More pressingly, there is now a vast backlog of untaken decisions because the courts have made clear that civil servants have no authority to decide on issues which would normally be left to a minister.

Northern Ireland’s health system is in many areas in critical condition, with soaring waiting lists leaving more people in agony awaiting treatment than in England, Scotland or Wales.

There is widespread acceptance of the need for radical reforms, such as centralising services in centres of excellence, but that political decision cannot be taken by civil servants.

Hundreds of schools are now beneath the threshold of viability but cannot be closed. In a region with the population of Essex, the result was an education overspend of almost £20 million last year.

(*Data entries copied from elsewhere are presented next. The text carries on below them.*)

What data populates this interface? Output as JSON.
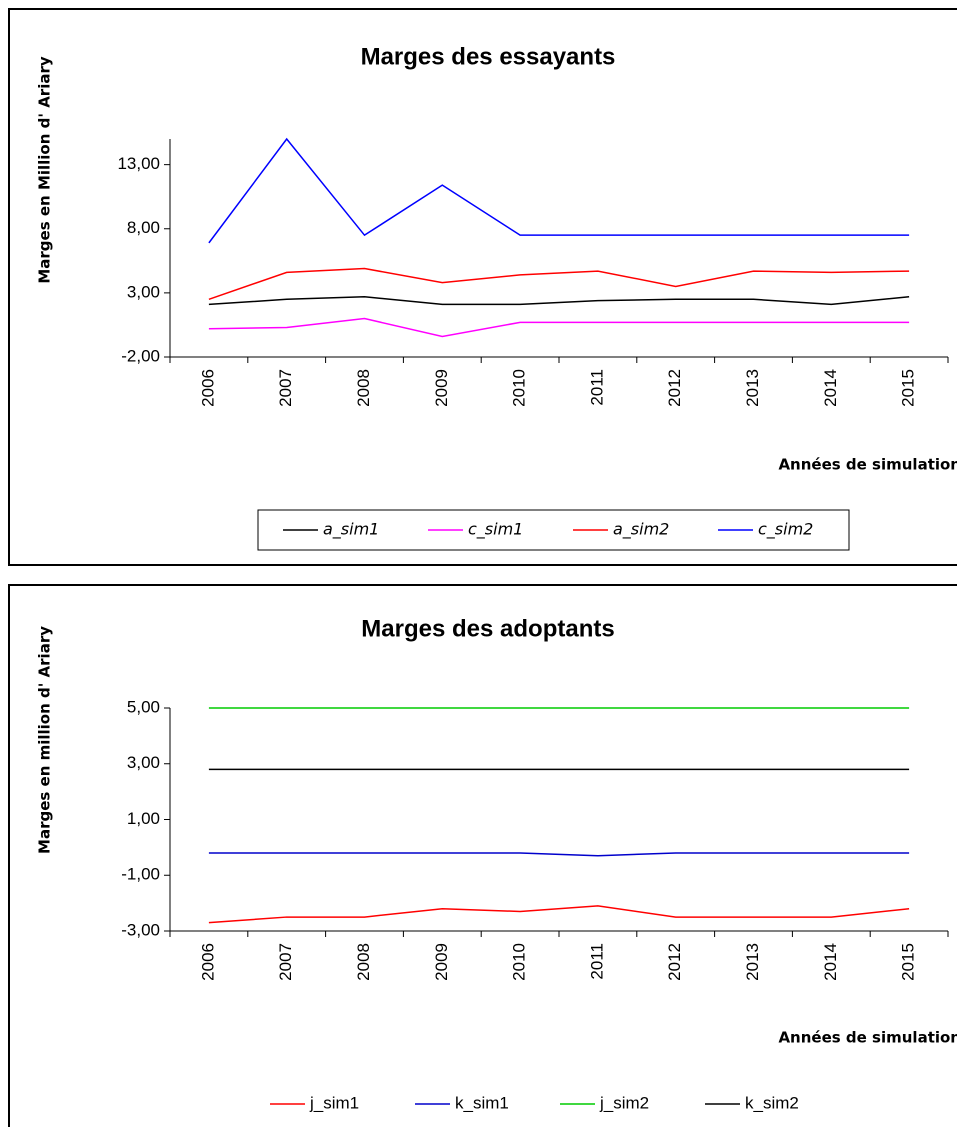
{
  "chart_data": [
    {
      "type": "line",
      "title": "Marges des essayants",
      "ylabel": "Marges en Million d' Ariary",
      "xlabel": "Années de simulation",
      "categories": [
        "2006",
        "2007",
        "2008",
        "2009",
        "2010",
        "2011",
        "2012",
        "2013",
        "2014",
        "2015"
      ],
      "ylim": [
        -2,
        15
      ],
      "yticks": [
        {
          "value": -2,
          "label": "-2,00"
        },
        {
          "value": 3,
          "label": "3,00"
        },
        {
          "value": 8,
          "label": "8,00"
        },
        {
          "value": 13,
          "label": "13,00"
        }
      ],
      "legend": "bottom",
      "legend_frame": true,
      "legend_italic": true,
      "series": [
        {
          "name": "a_sim1",
          "color": "#000000",
          "values": [
            2.1,
            2.5,
            2.7,
            2.1,
            2.1,
            2.4,
            2.5,
            2.5,
            2.1,
            2.7
          ]
        },
        {
          "name": "c_sim1",
          "color": "#ff00ff",
          "values": [
            0.2,
            0.3,
            1.0,
            -0.4,
            0.7,
            0.7,
            0.7,
            0.7,
            0.7,
            0.7
          ]
        },
        {
          "name": "a_sim2",
          "color": "#ff0000",
          "values": [
            2.5,
            4.6,
            4.9,
            3.8,
            4.4,
            4.7,
            3.5,
            4.7,
            4.6,
            4.7
          ]
        },
        {
          "name": "c_sim2",
          "color": "#0000ff",
          "values": [
            6.9,
            15.0,
            7.5,
            11.4,
            7.5,
            7.5,
            7.5,
            7.5,
            7.5,
            7.5
          ]
        }
      ]
    },
    {
      "type": "line",
      "title": "Marges des adoptants",
      "ylabel": "Marges en million d' Ariary",
      "xlabel": "Années de simulation",
      "categories": [
        "2006",
        "2007",
        "2008",
        "2009",
        "2010",
        "2011",
        "2012",
        "2013",
        "2014",
        "2015"
      ],
      "ylim": [
        -3,
        5
      ],
      "yticks": [
        {
          "value": -3,
          "label": "-3,00"
        },
        {
          "value": -1,
          "label": "-1,00"
        },
        {
          "value": 1,
          "label": "1,00"
        },
        {
          "value": 3,
          "label": "3,00"
        },
        {
          "value": 5,
          "label": "5,00"
        }
      ],
      "legend": "bottom",
      "legend_frame": false,
      "legend_italic": false,
      "series": [
        {
          "name": "j_sim1",
          "color": "#ff0000",
          "values": [
            -2.7,
            -2.5,
            -2.5,
            -2.2,
            -2.3,
            -2.1,
            -2.5,
            -2.5,
            -2.5,
            -2.2
          ]
        },
        {
          "name": "k_sim1",
          "color": "#0000cc",
          "values": [
            -0.2,
            -0.2,
            -0.2,
            -0.2,
            -0.2,
            -0.3,
            -0.2,
            -0.2,
            -0.2,
            -0.2
          ]
        },
        {
          "name": "j_sim2",
          "color": "#00cc00",
          "values": [
            5.0,
            5.0,
            5.0,
            5.0,
            5.0,
            5.0,
            5.0,
            5.0,
            5.0,
            5.0
          ]
        },
        {
          "name": "k_sim2",
          "color": "#000000",
          "values": [
            2.8,
            2.8,
            2.8,
            2.8,
            2.8,
            2.8,
            2.8,
            2.8,
            2.8,
            2.8
          ]
        }
      ]
    }
  ]
}
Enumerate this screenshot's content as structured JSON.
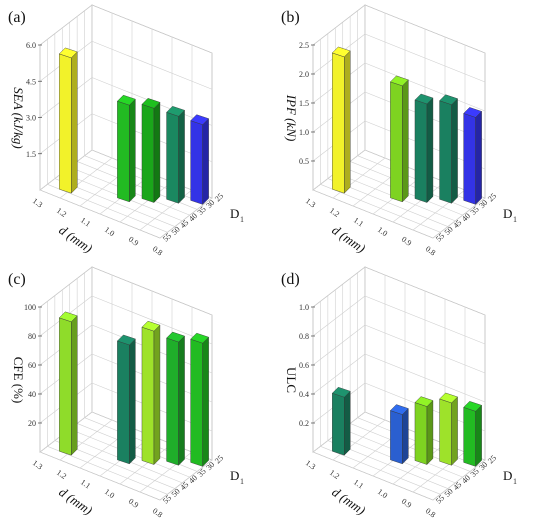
{
  "chart_data": [
    {
      "type": "bar",
      "panel": "(a)",
      "ylabel": "SEA (kJ/kg)",
      "ylabel_italic": true,
      "ylim": [
        0,
        6.0
      ],
      "zticks": [
        "1.5",
        "3.0",
        "4.5",
        "6.0"
      ],
      "xlabel": "d (mm)",
      "xticks": [
        "1.3",
        "1.2",
        "1.1",
        "1.0",
        "0.9",
        "0.8"
      ],
      "dlabel": "D",
      "dlabel_sub": "1",
      "dticks": [
        "25",
        "30",
        "35",
        "40",
        "45",
        "50",
        "55"
      ],
      "values": [
        5.6,
        4.0,
        3.9,
        3.6,
        3.3
      ],
      "colors": [
        "#f2f22a",
        "#22bb22",
        "#1aa61a",
        "#1a8860",
        "#3333e6"
      ],
      "grid": true
    },
    {
      "type": "bar",
      "panel": "(b)",
      "ylabel": "IPF (kN)",
      "ylabel_italic": true,
      "ylim": [
        0,
        2.5
      ],
      "zticks": [
        "0.5",
        "1.0",
        "1.5",
        "2.0",
        "2.5"
      ],
      "xlabel": "d (mm)",
      "xticks": [
        "1.3",
        "1.2",
        "1.1",
        "1.0",
        "0.9",
        "0.8"
      ],
      "dlabel": "D",
      "dlabel_sub": "1",
      "dticks": [
        "25",
        "30",
        "35",
        "40",
        "45",
        "50",
        "55"
      ],
      "values": [
        2.35,
        2.0,
        1.7,
        1.7,
        1.5
      ],
      "colors": [
        "#f2f22a",
        "#7ed321",
        "#1a8060",
        "#1a8060",
        "#3333e6"
      ],
      "grid": true
    },
    {
      "type": "bar",
      "panel": "(c)",
      "ylabel": "CFE (%)",
      "ylabel_italic": false,
      "ylim": [
        0,
        100
      ],
      "zticks": [
        "20",
        "40",
        "60",
        "80",
        "100"
      ],
      "xlabel": "d (mm)",
      "xticks": [
        "1.3",
        "1.2",
        "1.1",
        "1.0",
        "0.9",
        "0.8"
      ],
      "dlabel": "D",
      "dlabel_sub": "1",
      "dticks": [
        "25",
        "30",
        "35",
        "40",
        "45",
        "50",
        "55"
      ],
      "values": [
        92,
        82,
        92,
        85,
        85
      ],
      "colors": [
        "#8fdc2a",
        "#1a8060",
        "#9ee22a",
        "#1fae2a",
        "#22bb22"
      ],
      "grid": true
    },
    {
      "type": "bar",
      "panel": "(d)",
      "ylabel": "ULC",
      "ylabel_italic": false,
      "ylim": [
        0,
        1.0
      ],
      "zticks": [
        "0.2",
        "0.4",
        "0.6",
        "0.8",
        "1.0"
      ],
      "xlabel": "d (mm)",
      "xticks": [
        "1.3",
        "1.2",
        "1.1",
        "1.0",
        "0.9",
        "0.8"
      ],
      "dlabel": "D",
      "dlabel_sub": "1",
      "dticks": [
        "25",
        "30",
        "35",
        "40",
        "45",
        "50",
        "55"
      ],
      "values": [
        0.4,
        0.34,
        0.4,
        0.43,
        0.38
      ],
      "colors": [
        "#1a8060",
        "#2a5fd0",
        "#7ed321",
        "#9ee22a",
        "#22bb22"
      ],
      "grid": true
    }
  ]
}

The extent of the stasis is sweeping: major planning decisions, road schemes, public sector pay increases, compensation payments for survivors of child abuse, safety improvements at football stadia, slashing the maximum stake on fixed odds betting terminals, and on and on and on.

Three months ago, the CBI and 11 other business organisations – who do feel the impact of the vacuum – asked the government to pass legislation to empower civil servants to take major decisions without democratic oversight.

That proposal – which would have given unelected and unaccountable civil servants the power to take huge political decisions – shows how lightly what we assume to be a society-wide commitment to democracy can be cast aside amidst a crisis.

Far from solving the problem, that idea would have made it worse by removing any urgency for the return of ministers.

If we get bad politicians it’s largely our fault, because we elect them. If they misbehave, it’s up to us as to whether they are removed. That is the essence of democracy: Real power rests with the public.

Even without politicians, any system short of anarchy will still involve powerful decision-makers, with the same flaws and temptations as politicians – but without the same fear of public opinion.

Many politicians do little to help themselves and some exhibit reprehensible conduct – which for some reason often goes unpunished at the ballot box.

Perhaps it will take several years of drift for many people to realise politicians’ key strength: It is through politicians that the public’s will is enacted.